3 lessons from 9 years of startups
Published (updated: ) in Startups.
Last week it was announced that US cyber security firm, StackPath, has acquired Server Density, the SaaS monitoring company I started with a school friend back in April 2009 – over 9 years ago! I’m excited to be joining the StackPath team to lead product engineering and establish their European HQ in London.
Moving into a larger organisation has given me an opportunity to consider my experience running Server Density. I thought I’d get back into my weekly blogging by writing about what I think are some things that I would do differently.
1. Read more (books)
It is only in the last 12 months that I’ve been actively reading more books, and deliberately allocating time for it. I’ve never stopped reading articles and blogs but reading a book is a different type of activity because of the level of detail.
Last summer I set up a book club with my senior team and we all read a randomly selected book each month, followed by a discussion of what we learned, liked and disliked. This led to many different internal experiments and after reading The Five Dysfunctions of a Team and Death by Meeting, completely revolutionised how I think about running teams.
My goal is to read a book a week, but a common complaint I have is that most books are too long! There’s no real reason why non-fiction should be more than a few hundred pages.
Since the end of last year, I’ve been reviewing/rating each book I read on Goodreads and trying to cover a wide range of topics. I have noticed real differences in how I approach problems and think about the world from reading history, philosophy, science, politics and biographies, not just business books. Indeed, there’s an argument that you should read more outside of the field you spend most time in.
2. Hire senior people sooner
Bringing on more experienced people who can take over running core areas of the business is something I left far too long. It was really only in the last couple of years that I delegated key aspects of the business to senior people who could do a much better job than me.
This seems to be a common problem for founders, often because they don’t want to give up control:
2/ Giving up control is hard & it was the hardest for me. I felt like everything at the beginning was important. You can't be good at everything tho. As you grow, I learned it's important to conciously give up things constantly. If you don't, you won't scale & everything suffers.
— Suhail (@Suhail) May 21, 2018
But for me it was more about having the resources to hire the right people. I focused on hiring more engineers to work with me on building out the product. Instead, I should have hired fewer but more experienced people in different areas of the business, not just engineering.
The Mythical Man Month explains why adding more people doesn’t allow you to build software faster. Rather than building a bigger team, I would instead focus on building a more effective team – senior people who have experience to make the right decisions, sooner.
Finding the resources to do this is always a challenge but I believe that founders should find the few areas they should focus on, and delegate the rest.
At the very least that means things like finance, admin, legal. But also ask what else are you spending time on that isn’t good use of your time? What are the most important one or two things you’re doing to push the business forward each day?

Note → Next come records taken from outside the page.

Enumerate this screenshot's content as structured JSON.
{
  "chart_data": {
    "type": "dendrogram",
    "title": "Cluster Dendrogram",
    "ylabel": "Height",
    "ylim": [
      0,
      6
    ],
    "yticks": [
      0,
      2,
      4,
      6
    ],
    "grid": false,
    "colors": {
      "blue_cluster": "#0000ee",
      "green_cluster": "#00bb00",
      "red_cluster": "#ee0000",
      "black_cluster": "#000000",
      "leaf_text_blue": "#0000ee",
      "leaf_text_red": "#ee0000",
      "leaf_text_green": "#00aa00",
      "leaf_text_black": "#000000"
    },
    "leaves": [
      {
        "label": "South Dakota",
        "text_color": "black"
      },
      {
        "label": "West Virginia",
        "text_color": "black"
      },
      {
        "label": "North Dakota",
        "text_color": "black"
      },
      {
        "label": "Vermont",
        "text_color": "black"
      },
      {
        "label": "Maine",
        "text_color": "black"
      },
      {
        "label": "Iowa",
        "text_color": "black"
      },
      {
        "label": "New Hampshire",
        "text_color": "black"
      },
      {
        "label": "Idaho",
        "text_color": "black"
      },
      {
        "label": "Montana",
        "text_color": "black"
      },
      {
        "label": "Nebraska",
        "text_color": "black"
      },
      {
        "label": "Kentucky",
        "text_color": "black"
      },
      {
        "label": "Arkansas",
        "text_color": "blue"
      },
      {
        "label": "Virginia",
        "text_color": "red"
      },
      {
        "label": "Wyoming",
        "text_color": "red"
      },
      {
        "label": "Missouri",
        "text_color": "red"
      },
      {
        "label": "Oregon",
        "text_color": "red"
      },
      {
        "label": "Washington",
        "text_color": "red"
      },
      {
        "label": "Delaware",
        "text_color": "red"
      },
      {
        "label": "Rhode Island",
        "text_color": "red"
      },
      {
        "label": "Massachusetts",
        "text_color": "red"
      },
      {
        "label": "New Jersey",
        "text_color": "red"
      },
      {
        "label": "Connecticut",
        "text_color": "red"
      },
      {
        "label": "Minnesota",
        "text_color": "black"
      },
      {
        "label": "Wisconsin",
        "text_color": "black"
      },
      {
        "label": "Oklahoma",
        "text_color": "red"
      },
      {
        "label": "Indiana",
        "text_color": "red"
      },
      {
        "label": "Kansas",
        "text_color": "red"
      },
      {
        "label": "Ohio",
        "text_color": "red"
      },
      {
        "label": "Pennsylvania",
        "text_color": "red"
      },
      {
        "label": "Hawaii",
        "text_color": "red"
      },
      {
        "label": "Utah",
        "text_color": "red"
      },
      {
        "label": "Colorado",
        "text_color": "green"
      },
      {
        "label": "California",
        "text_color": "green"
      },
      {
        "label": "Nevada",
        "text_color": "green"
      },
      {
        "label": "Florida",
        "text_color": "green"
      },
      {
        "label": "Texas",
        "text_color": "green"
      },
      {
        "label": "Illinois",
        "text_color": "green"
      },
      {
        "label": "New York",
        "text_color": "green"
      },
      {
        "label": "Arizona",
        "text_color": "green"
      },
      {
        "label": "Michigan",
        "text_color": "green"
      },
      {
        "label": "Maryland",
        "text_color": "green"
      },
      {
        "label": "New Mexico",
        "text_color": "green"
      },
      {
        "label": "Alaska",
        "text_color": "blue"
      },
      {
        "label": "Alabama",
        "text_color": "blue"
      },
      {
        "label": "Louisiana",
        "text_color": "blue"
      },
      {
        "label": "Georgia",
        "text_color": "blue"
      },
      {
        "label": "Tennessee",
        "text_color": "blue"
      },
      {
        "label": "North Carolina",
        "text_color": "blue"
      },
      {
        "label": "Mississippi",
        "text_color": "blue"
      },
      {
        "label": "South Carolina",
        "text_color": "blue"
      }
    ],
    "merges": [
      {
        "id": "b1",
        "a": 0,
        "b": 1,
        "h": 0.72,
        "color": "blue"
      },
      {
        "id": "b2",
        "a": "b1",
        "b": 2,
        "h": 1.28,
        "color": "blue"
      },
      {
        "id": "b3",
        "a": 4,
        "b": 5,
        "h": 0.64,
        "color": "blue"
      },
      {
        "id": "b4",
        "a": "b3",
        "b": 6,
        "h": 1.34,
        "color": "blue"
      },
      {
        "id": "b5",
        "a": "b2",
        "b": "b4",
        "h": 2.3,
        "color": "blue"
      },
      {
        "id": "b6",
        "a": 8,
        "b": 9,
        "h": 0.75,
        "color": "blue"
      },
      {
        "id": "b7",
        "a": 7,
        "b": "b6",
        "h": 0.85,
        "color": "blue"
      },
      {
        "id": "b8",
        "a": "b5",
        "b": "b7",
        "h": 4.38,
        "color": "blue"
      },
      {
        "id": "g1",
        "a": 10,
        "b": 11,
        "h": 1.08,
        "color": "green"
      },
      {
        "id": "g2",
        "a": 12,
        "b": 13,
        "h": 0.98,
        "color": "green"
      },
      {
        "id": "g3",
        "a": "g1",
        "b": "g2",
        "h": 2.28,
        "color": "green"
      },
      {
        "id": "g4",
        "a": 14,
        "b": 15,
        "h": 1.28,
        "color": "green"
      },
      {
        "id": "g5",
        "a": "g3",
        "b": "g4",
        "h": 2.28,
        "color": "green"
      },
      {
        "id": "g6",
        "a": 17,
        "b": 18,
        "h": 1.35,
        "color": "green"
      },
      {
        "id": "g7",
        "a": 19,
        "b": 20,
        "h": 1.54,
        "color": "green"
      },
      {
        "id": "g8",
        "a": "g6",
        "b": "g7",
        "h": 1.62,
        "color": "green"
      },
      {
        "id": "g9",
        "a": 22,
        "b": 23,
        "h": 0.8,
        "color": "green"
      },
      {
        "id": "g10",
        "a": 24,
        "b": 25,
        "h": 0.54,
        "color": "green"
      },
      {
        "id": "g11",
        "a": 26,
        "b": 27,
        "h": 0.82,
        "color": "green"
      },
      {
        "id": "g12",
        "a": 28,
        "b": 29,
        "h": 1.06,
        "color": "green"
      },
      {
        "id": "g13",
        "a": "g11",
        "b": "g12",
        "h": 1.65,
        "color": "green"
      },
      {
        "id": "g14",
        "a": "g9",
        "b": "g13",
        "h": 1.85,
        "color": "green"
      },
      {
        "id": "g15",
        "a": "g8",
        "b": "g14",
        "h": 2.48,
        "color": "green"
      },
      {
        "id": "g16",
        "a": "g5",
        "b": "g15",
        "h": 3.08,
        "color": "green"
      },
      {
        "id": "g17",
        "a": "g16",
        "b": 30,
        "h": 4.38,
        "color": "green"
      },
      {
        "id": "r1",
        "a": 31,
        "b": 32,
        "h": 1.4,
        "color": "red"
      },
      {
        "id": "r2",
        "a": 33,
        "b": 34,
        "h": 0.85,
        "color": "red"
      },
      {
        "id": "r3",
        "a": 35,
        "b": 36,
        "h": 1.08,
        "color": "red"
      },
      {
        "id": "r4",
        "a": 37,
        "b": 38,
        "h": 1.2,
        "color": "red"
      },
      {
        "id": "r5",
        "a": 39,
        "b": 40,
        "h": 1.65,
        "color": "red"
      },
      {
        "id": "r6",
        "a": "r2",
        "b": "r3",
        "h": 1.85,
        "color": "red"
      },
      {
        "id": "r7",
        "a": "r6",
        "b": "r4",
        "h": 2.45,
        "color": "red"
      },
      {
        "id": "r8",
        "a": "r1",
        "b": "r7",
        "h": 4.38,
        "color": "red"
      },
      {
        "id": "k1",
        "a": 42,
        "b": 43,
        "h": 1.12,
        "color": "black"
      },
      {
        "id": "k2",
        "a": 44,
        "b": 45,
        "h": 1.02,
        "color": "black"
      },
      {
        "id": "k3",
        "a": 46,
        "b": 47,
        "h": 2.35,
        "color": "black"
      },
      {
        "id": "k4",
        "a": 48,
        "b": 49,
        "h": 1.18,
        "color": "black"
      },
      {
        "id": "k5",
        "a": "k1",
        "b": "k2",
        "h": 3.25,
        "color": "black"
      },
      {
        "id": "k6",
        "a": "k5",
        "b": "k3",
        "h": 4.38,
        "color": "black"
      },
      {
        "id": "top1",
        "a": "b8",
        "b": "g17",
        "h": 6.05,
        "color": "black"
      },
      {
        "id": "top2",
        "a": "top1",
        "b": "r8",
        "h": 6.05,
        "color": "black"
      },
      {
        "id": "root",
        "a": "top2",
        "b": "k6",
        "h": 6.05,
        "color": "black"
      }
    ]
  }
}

This is one of the things that already stands out to me at StackPath. The CEO, Lance Crosby, has done an amazing job at building highly effective teams to run the different areas of the business. The calibre of the people I’ve worked with so far is superb and they are truly empowered to take big decisions.
3. Take (shorter) holidays, more often
As an early stage founder, taking time off probably seems like the most difficult and inappropriate thing to do. When you are covering many different roles it always feels like you don’t have enough time.
But it is never going to be a good time to take a holiday.
No matter how far in advance you plan your break, by the time it comes around there will be some crisis to deal with or some project that isn’t finished yet.
Yet the improvements you’ll get to your state of mind, productivity and ability to come up with new ideas makes up for the couple of days you might not be doing “real work”.
Just like when giving up sleep to work late, you are borrowing from tomorrow to fuel your needs today, not taking a break is sacrificing your long term progress in order to complete a task right now. It may very occasionally be the right choice, but long term debt is always unsustainable.
You don’t always need to take weeks off – a long weekend where you can truly disconnect is probably worth more than a 2 week trip where you’re always checking-in.
Setting your business up so you can step away for a few days is a good way to test the resilience of your people and systems. Hiring a senior team you can rely on will make this a lot easier, and also help you find time for reading!